The role of frontline managers is once again central. They are the ones who embody, on a daily basis, the type of culture the company wants to develop. A manager who systematically reacts with blame or threats when an incident occurs fuels fear. A manager who, on the contrary, seeks to understand, listens, and involves their team in finding solutions, lays the foundation for shared responsibility. This does not mean they should accept everything, nor abandon setting boundaries: they remain the guarantor of the framework, but they exercise this responsibility in an educational rather than punitive manner.
In a culture of trust, the company establishes simple channels for reporting dangerous situations, near misses, and ideas for improvement. It guarantees that these reports will not be used against individuals, but rather as raw material for continuous improvement. It provides feedback on the actions taken: nothing is more demotivating than a system where an "idea box" is filled with suggestions that go unheeded. Over time, this dynamic can create a shared vigilance reflex.

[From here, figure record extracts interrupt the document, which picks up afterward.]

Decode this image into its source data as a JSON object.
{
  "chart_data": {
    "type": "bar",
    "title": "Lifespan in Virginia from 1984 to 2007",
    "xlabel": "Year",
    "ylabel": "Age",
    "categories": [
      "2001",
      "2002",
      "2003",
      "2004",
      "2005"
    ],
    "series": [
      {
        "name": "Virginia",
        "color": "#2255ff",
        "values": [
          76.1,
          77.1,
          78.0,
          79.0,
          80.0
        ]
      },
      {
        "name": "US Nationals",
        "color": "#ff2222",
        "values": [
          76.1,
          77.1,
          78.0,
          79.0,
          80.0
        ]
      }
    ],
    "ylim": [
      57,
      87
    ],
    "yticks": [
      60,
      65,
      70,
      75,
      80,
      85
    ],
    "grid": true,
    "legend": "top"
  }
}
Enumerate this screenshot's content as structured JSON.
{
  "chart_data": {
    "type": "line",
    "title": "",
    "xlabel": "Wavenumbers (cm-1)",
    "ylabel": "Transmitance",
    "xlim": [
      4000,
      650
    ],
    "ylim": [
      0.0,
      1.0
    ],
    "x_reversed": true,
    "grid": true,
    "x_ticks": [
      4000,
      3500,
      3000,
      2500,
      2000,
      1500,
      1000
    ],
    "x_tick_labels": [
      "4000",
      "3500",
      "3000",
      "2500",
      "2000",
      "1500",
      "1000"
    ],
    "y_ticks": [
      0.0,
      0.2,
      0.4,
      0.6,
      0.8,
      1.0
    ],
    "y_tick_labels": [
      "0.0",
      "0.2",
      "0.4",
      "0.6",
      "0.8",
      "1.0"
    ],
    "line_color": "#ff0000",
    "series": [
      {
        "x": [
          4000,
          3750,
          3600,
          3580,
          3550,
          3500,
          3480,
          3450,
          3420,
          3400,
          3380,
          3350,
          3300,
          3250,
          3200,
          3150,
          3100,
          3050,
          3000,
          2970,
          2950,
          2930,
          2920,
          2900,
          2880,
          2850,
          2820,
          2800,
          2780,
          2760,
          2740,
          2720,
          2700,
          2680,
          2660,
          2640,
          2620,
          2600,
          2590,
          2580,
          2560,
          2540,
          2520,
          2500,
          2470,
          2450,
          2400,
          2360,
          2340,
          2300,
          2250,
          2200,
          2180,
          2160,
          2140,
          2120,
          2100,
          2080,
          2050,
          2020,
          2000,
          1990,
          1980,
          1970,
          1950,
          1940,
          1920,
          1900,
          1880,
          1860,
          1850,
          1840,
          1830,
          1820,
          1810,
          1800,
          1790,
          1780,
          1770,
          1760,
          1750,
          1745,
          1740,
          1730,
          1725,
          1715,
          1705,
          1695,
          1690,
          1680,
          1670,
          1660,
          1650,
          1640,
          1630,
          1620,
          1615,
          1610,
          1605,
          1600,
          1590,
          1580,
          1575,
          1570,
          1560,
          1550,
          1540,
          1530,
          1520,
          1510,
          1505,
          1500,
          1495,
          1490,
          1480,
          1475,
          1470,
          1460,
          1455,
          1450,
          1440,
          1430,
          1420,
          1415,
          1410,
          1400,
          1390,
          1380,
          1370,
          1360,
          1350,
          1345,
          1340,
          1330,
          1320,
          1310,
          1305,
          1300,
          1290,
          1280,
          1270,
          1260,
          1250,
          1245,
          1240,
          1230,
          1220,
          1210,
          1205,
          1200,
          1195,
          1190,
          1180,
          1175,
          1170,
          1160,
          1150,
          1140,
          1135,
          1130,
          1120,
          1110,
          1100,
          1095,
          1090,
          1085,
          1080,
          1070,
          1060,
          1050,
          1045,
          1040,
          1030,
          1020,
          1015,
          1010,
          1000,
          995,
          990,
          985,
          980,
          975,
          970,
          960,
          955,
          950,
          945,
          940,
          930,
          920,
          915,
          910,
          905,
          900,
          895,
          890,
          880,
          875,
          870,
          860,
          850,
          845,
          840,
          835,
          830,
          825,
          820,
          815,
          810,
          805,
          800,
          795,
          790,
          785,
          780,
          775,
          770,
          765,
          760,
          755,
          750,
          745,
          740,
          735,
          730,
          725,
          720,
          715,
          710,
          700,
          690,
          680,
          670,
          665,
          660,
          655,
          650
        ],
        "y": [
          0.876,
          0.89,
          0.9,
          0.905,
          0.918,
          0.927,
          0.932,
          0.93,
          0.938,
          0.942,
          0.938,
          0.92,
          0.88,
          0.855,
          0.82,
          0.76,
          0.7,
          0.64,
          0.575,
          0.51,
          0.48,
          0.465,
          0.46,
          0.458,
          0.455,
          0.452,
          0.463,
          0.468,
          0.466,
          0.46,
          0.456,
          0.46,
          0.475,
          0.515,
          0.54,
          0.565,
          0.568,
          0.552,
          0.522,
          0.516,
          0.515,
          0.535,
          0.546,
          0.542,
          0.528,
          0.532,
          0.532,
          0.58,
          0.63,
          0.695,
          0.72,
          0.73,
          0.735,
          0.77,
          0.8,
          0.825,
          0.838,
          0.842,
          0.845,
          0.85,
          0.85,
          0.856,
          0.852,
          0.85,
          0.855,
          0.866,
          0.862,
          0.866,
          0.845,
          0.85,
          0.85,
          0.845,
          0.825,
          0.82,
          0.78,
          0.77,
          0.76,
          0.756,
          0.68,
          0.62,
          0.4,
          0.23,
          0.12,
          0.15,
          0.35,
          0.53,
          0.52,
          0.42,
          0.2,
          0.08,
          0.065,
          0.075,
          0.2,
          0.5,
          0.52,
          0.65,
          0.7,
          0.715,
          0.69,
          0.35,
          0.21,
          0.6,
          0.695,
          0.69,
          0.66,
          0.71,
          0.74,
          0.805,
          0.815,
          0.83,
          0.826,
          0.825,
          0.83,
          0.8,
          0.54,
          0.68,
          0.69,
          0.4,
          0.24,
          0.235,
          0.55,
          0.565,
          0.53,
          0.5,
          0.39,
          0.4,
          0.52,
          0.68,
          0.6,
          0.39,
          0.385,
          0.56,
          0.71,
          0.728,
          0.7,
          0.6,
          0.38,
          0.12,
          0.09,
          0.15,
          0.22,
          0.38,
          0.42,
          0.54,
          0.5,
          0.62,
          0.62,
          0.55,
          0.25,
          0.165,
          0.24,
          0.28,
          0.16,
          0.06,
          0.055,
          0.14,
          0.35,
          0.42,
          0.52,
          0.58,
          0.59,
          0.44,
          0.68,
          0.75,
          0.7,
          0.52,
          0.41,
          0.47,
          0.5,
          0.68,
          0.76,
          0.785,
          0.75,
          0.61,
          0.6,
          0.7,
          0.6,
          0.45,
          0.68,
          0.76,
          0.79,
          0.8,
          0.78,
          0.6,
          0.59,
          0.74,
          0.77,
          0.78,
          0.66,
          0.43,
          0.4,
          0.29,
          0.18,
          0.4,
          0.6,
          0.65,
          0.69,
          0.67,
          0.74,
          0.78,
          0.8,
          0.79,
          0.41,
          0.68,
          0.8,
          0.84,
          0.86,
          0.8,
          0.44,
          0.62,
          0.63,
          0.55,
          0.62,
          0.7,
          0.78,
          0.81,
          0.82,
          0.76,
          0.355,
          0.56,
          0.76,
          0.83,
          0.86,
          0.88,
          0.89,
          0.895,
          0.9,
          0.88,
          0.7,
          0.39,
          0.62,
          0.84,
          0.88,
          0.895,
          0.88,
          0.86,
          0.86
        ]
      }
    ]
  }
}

A culture focused on punishment often emphasizes accident statistics, accident-free hours, and "compliant" audits. A culture of responsibility is more interested in indicators of preventive activity: the number of safety inspections conducted, the number of hazardous situations reported, corrective actions implemented, and participation in feedback workshops. These indicators value effort, not just results, and allow for anticipation rather than reactive behavior.
A culture of trust is not a culture of permissiveness. It does not preclude sanctions, but these are used in a targeted, proportionate, and reasoned manner, only in cases where dangerous behavior is clearly intentional and repeated, despite explanations and warnings. This distinction between an honest mistake and serious misconduct must be explained and shared to avoid misunderstandings. In some cases, involving employee representatives in discussions about situations where sanctions are legitimate can help build a more shared framework.

The transition from one culture to another takes time. It can be disorienting, especially for managers accustomed to a highly directive management style. It requires support: training in constructive feedback, development of interpersonal skills, and spaces for discussing the difficulties encountered. But it is also an opportunity to give new meaning to prevention, to move it beyond a purely disciplinary framework and integrate it into a broader project: that of a work collective where everyone feels responsible for the safety of all.
Ultimately, a culture of trust and responsibility in HSE is not only more humane, but also more effective. It allows for earlier detection of early warning signs, faster correction of problems, and greater leveraging of team intelligence. It transforms prevention from a set of external constraints into a natural way of working together.